The copy to my hand is a devastating read. The 50% fall in first-quarter profit on a 5% revenue drop took Akers by surprise. The many and varied reasons that he was given for underperformance were ALL EXCUSES. He was "sick and tired of visiting plants to hear nothing but great things about quality and cycle time - and then to visit customers who tell me of problems". The quality of work was not good enough. There were "too many people standing round the water cooler waiting to be told what to do" - and so on.
The inspiration for this diatribe was apparently sitting through the business reviews from each division: every one had "experienced negative growth" in that awful first quarter, prompting Akers to blast off at his senior executives and then to the seminar.
The denizens of large businesses are neither unintelligent nor unobservant. Business Week quotes a marketing woman who blames "the cult of the executive" and the yes-men whom it breeds.
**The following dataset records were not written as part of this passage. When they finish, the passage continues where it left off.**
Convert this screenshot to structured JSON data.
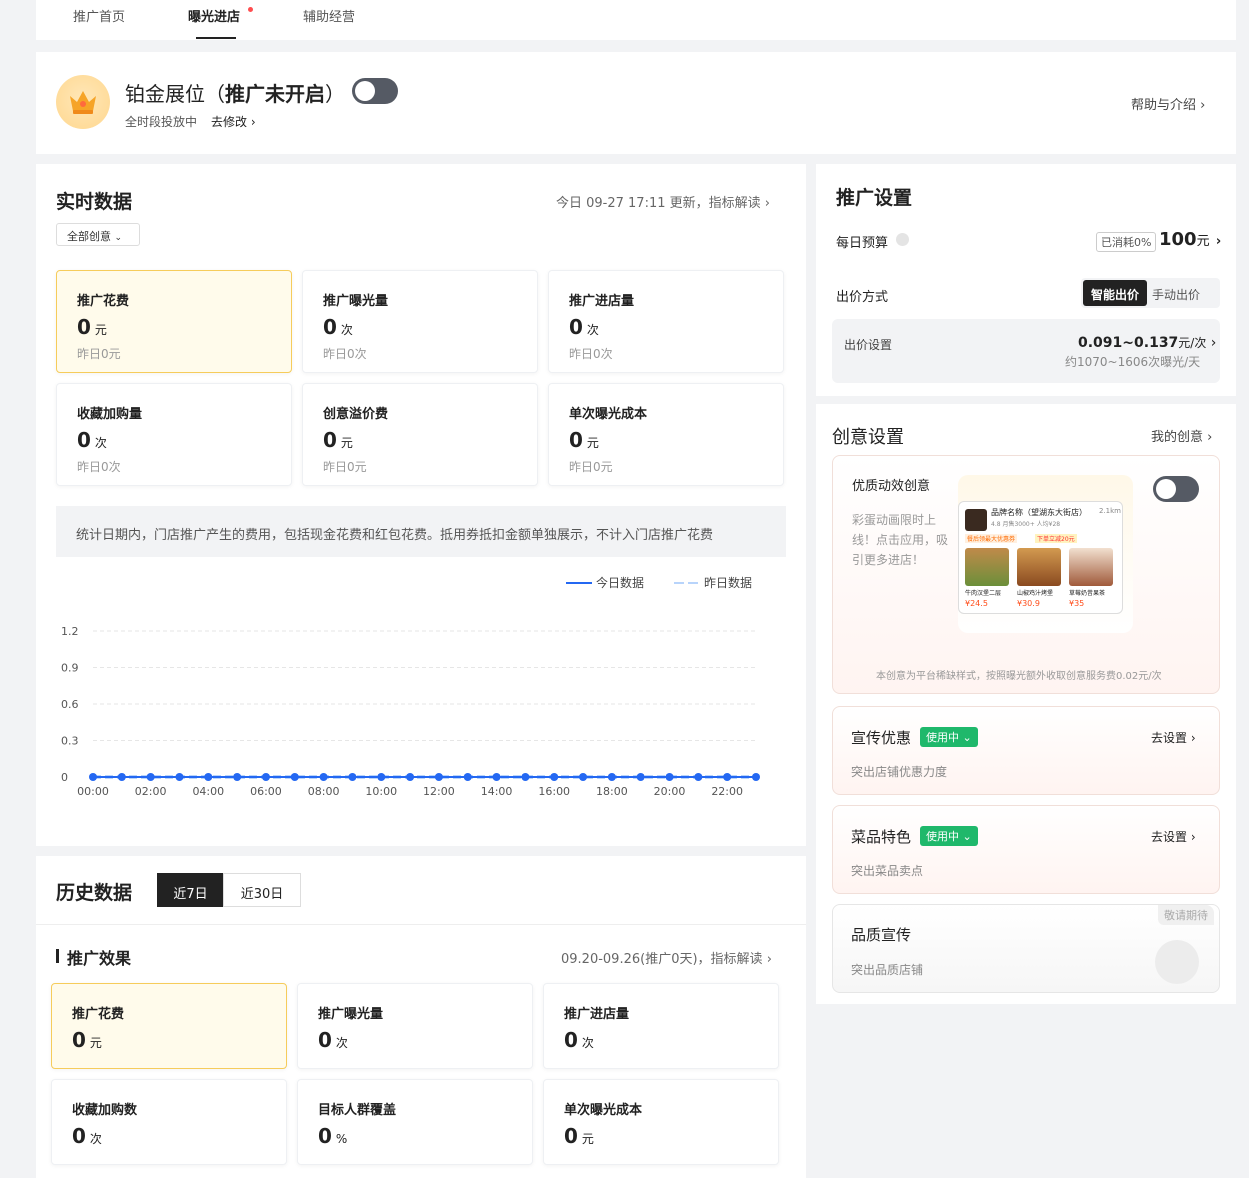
{
  "tabs": [
    "推广首页",
    "曝光进店",
    "辅助经营"
  ],
  "header": {
    "title_prefix": "铂金展位（",
    "title_bold": "推广未开启",
    "title_suffix": "）",
    "schedule": "全时段投放中",
    "edit_link": "去修改",
    "help": "帮助与介绍",
    "toggle_on": false
  },
  "realtime": {
    "title": "实时数据",
    "updated": "今日 09-27 17:11 更新，指标解读",
    "filter": "全部创意",
    "metrics": [
      {
        "label": "推广花费",
        "value": "0",
        "unit": "元",
        "prev": "昨日0元"
      },
      {
        "label": "推广曝光量",
        "value": "0",
        "unit": "次",
        "prev": "昨日0次"
      },
      {
        "label": "推广进店量",
        "value": "0",
        "unit": "次",
        "prev": "昨日0次"
      },
      {
        "label": "收藏加购量",
        "value": "0",
        "unit": "次",
        "prev": "昨日0次"
      },
      {
        "label": "创意溢价费",
        "value": "0",
        "unit": "元",
        "prev": "昨日0元"
      },
      {
        "label": "单次曝光成本",
        "value": "0",
        "unit": "元",
        "prev": "昨日0元"
      }
    ],
    "note": "统计日期内，门店推广产生的费用，包括现金花费和红包花费。抵用券抵扣金额单独展示，不计入门店推广花费"
  },
  "chart_data": {
    "type": "line",
    "x": [
      "00:00",
      "01:00",
      "02:00",
      "03:00",
      "04:00",
      "05:00",
      "06:00",
      "07:00",
      "08:00",
      "09:00",
      "10:00",
      "11:00",
      "12:00",
      "13:00",
      "14:00",
      "15:00",
      "16:00",
      "17:00",
      "18:00",
      "19:00",
      "20:00",
      "21:00",
      "22:00",
      "23:00"
    ],
    "x_tick_labels": [
      "00:00",
      "02:00",
      "04:00",
      "06:00",
      "08:00",
      "10:00",
      "12:00",
      "14:00",
      "16:00",
      "18:00",
      "20:00",
      "22:00"
    ],
    "y_tick_labels": [
      "1.2",
      "0.9",
      "0.6",
      "0.3",
      "0"
    ],
    "ylim": [
      0,
      1.2
    ],
    "series": [
      {
        "name": "今日数据",
        "values": [
          0,
          0,
          0,
          0,
          0,
          0,
          0,
          0,
          0,
          0,
          0,
          0,
          0,
          0,
          0,
          0,
          0,
          0,
          0,
          0,
          0,
          0,
          0,
          0
        ],
        "color": "#2468f2"
      },
      {
        "name": "昨日数据",
        "values": [
          0,
          0,
          0,
          0,
          0,
          0,
          0,
          0,
          0,
          0,
          0,
          0,
          0,
          0,
          0,
          0,
          0,
          0,
          0,
          0,
          0,
          0,
          0,
          0
        ],
        "color": "#b8d4fb"
      }
    ],
    "legend": "top-right",
    "grid": true
  },
  "history": {
    "title": "历史数据",
    "ranges": [
      "近7日",
      "近30日"
    ],
    "section": "推广效果",
    "period": "09.20-09.26(推广0天)，指标解读",
    "metrics": [
      {
        "label": "推广花费",
        "value": "0",
        "unit": "元"
      },
      {
        "label": "推广曝光量",
        "value": "0",
        "unit": "次"
      },
      {
        "label": "推广进店量",
        "value": "0",
        "unit": "次"
      },
      {
        "label": "收藏加购数",
        "value": "0",
        "unit": "次"
      },
      {
        "label": "目标人群覆盖",
        "value": "0",
        "unit": "%"
      },
      {
        "label": "单次曝光成本",
        "value": "0",
        "unit": "元"
      }
    ]
  },
  "settings": {
    "title": "推广设置",
    "budget_label": "每日预算",
    "consumed": "已消耗0%",
    "budget_value": "100",
    "budget_unit": "元",
    "bid_mode_label": "出价方式",
    "bid_modes": [
      "智能出价",
      "手动出价"
    ],
    "bid_setting_label": "出价设置",
    "bid_range": "0.091~0.137",
    "bid_unit": "元/次",
    "bid_estimate": "约1070~1606次曝光/天"
  },
  "creative": {
    "title": "创意设置",
    "my_link": "我的创意",
    "premium": {
      "title": "优质动效创意",
      "desc": "彩蛋动画限时上线！点击应用，吸引更多进店！",
      "footnote": "本创意为平台稀缺样式，按照曝光额外收取创意服务费0.02元/次",
      "toggle_on": false,
      "preview": {
        "shop": "品牌名称（望湖东大街店）",
        "rating": "4.8  月售3000+  人均¥28",
        "distance": "2.1km",
        "promos": [
          "餐后领最大优惠券",
          "下单立减20元"
        ],
        "items": [
          {
            "name": "牛肉汉堡二层",
            "price": "¥24.5"
          },
          {
            "name": "山椒鸡汁烤堡",
            "price": "¥30.9"
          },
          {
            "name": "草莓奶昔果茶",
            "price": "¥35"
          }
        ]
      }
    },
    "items": [
      {
        "title": "宣传优惠",
        "badge": "使用中",
        "action": "去设置",
        "sub": "突出店铺优惠力度"
      },
      {
        "title": "菜品特色",
        "badge": "使用中",
        "action": "去设置",
        "sub": "突出菜品卖点"
      },
      {
        "title": "品质宣传",
        "badge": "敬请期待",
        "action": "",
        "sub": "突出品质店铺"
      }
    ]
  },
  "arrow": "›",
  "caret": "⌄"
}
A software developer thought that "John Akers is frustrated because the old way of doing things isn't working". And a chip designer surely put his finger on the magic button when identifying the "biggest problem": that "Akers doesn't seem to be accepting responsibility".
That was not how the electronic leaker, an executive named Brent Henderson, saw it: "I wanted to accurately convey the resolve and candour in his message. It's reassuring to see that the man at the top understands the issues and has a sense of urgency to deal with the present situation. He earned my respect." Without much respect, that is what Akers is paid for: and very handsomely, at $2.2 million last year. Understanding and urgency, however, are only part of the deal. Chief executives are expected to execute effectively.
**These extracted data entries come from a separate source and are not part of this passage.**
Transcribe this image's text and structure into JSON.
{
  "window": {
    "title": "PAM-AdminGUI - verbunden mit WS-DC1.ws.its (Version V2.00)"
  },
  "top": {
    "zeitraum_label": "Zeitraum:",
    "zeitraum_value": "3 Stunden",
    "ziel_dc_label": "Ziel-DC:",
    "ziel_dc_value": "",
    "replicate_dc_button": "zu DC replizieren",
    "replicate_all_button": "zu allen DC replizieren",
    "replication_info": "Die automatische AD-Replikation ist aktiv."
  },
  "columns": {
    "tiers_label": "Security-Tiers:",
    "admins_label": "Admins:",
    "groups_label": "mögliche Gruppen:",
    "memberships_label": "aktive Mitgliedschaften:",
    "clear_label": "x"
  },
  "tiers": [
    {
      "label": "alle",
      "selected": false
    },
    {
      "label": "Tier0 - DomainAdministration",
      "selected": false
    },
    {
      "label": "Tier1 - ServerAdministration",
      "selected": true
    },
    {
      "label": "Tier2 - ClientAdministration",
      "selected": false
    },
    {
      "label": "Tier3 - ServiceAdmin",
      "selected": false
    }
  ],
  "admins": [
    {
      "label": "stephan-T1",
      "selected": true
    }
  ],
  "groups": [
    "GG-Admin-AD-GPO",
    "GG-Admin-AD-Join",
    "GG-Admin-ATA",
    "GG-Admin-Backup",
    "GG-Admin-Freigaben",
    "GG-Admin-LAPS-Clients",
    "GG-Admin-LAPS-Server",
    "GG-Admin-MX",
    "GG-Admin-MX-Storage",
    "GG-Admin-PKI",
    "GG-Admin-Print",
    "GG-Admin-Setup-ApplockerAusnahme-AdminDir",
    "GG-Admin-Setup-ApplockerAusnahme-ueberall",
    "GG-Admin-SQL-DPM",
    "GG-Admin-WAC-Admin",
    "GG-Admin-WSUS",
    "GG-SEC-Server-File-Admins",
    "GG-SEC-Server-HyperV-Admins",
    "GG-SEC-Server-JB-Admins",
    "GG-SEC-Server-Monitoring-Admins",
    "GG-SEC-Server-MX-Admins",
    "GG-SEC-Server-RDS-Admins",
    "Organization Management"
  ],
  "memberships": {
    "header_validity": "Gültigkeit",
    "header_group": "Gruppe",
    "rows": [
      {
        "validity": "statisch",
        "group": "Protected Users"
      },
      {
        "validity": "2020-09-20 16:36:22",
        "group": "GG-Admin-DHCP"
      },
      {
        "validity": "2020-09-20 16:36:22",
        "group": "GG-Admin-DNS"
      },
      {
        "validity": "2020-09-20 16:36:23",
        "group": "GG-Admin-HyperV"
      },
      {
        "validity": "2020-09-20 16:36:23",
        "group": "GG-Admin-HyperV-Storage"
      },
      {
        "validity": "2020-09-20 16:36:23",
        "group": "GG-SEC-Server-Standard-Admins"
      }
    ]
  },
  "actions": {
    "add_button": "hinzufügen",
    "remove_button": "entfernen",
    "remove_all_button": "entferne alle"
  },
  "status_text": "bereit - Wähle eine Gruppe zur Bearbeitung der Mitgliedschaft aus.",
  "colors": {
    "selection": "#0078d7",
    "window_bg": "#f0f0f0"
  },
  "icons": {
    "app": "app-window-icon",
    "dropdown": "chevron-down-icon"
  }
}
In terms of jobs, Akers has certainly executed: the current 373,000 payroll is down by 47,000 since 1986, with another 14,000-plus to come. But excess employment does not explain IBM's loss of market share. That reflects deep systemic weaknesses which Akers, on his own admission, has failed to eradicate. His basic difficulty is that, for all its slippage, IBM retains all the inertia of being enormously successful, or successfully enormous. In 1989 it sold as much as the world's next five computer and office equipment makers put together.
But in relative as opposed to absolute terms, IBM has been falling heavily under the impact of a host of far smaller competitors: the Lilliputians have Gulliver tied up in knots. In consequence, IBM has lost the confidence of business leaders. Worse, once IBM was among the very select few to average a long-term 20% on equity, without ever dropping below 15%. From 1986 to 1990 the average was 13% - and it is falling.